Rückendeckung erhalten die Dschihadisten offenbar von der Türkei, davon ist der Leiter der Syrischen Beobachtungsstelle für Menschenrechte, Ramy Abdel Rahman überzeugt: "Die Türkei weiß über die Operation Bescheid, sie kennt ihre Einzelheiten und hat grünes Licht gegeben."
Wie war der Status quo im Land bislang?
Im Norden Syriens gilt seit 2020 ein von der Türkei und Russland vermittelter Waffenstillstand, der zwar immer wieder gebrochen wurde, aber die Region in den vergangenen Jahren weitgehend beruhigt hatte.
Die Fronten hatten sich zuletzt kaum verändert: Etwa zwei Drittel des Landes stehen unter der Kontrolle des Assad-Regimes, darunter auch die Region Aleppo. Die Dschihadisten halten Gebiete in der Provinz Idlib, Kurdenmilizen Gebiete im Nordosten. Außerdem besetzt die Türkei Teile Syriens in der Grenzregion, beziehungsweise unterstützt Rebellen in dem Gebiet.
Warum ist Aleppo so wichtig?
Die Stadt Aleppo hatte vor dem Bürgerkrieg etwa 1,7 Millionen Einwohner und war somit nach Damaskus die zweitgrößte des Landes. Zudem war sie eine bedeutende Wirtschaftsmetropole.
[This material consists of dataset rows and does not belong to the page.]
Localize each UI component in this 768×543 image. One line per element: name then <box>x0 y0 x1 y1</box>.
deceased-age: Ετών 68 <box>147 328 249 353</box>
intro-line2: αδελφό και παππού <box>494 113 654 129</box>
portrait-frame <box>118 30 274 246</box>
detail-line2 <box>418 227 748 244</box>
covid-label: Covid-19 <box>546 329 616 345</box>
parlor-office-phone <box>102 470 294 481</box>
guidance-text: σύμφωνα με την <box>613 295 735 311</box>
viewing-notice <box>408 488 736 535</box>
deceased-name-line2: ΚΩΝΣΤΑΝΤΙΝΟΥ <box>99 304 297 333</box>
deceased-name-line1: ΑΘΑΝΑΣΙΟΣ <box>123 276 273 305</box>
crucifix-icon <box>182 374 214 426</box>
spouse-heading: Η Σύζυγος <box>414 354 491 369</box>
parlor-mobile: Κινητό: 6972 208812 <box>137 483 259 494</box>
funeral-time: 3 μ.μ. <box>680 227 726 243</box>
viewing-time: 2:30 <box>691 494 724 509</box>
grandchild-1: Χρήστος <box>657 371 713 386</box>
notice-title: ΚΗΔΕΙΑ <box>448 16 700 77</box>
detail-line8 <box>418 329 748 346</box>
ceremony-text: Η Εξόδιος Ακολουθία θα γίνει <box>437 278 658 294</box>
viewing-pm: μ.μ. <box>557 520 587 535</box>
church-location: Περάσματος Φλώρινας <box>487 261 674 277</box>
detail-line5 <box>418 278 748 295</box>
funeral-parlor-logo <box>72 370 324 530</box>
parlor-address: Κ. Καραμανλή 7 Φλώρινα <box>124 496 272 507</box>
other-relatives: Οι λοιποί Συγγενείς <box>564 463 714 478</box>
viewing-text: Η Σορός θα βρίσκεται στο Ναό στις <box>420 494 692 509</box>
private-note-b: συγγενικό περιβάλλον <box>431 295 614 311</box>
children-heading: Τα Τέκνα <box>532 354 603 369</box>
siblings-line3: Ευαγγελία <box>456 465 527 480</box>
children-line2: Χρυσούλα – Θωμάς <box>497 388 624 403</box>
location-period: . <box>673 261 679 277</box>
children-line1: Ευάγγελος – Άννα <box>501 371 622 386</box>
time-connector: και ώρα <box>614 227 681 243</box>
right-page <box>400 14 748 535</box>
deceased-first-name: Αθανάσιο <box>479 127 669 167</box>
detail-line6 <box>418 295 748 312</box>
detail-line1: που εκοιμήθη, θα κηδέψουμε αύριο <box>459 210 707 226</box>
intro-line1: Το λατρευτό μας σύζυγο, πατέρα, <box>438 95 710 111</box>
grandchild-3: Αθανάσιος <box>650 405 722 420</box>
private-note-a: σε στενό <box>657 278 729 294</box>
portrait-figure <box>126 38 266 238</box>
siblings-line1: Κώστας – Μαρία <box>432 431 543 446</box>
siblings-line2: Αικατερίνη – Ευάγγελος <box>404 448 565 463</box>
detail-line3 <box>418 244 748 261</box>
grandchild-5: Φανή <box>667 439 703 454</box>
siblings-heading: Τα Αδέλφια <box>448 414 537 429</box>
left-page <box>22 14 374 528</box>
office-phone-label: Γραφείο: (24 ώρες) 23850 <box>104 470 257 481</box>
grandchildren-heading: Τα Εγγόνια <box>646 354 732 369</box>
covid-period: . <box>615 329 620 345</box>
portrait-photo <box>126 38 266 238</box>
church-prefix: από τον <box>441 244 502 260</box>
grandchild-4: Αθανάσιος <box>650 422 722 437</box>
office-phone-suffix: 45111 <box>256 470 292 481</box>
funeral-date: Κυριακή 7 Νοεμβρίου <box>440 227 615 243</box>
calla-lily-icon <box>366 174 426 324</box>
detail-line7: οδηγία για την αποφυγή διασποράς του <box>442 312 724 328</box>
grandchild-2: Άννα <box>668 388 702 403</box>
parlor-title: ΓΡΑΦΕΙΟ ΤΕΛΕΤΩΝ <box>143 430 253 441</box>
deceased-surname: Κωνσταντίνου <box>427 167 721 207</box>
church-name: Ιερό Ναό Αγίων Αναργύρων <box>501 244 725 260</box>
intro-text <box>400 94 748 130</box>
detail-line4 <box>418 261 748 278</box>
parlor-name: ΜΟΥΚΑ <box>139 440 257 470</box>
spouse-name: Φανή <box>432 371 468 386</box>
Bereits 2012 gelang es den oppositionellen Truppen, Teile Aleppos einzunehmen. In Folge dessen kam es zu heftigen Kämpfen um die Stadt, da es für Assads Regime von großer Bedeutung war, die größten Städte des Landes zu halten. Erst Ende 2016 konnten Regierungstruppen die östlichen Gebiete zurück erorbern. Aleppo wurde jedoch großflächig zerstört, Tausende Bewohner wurden vertrieben.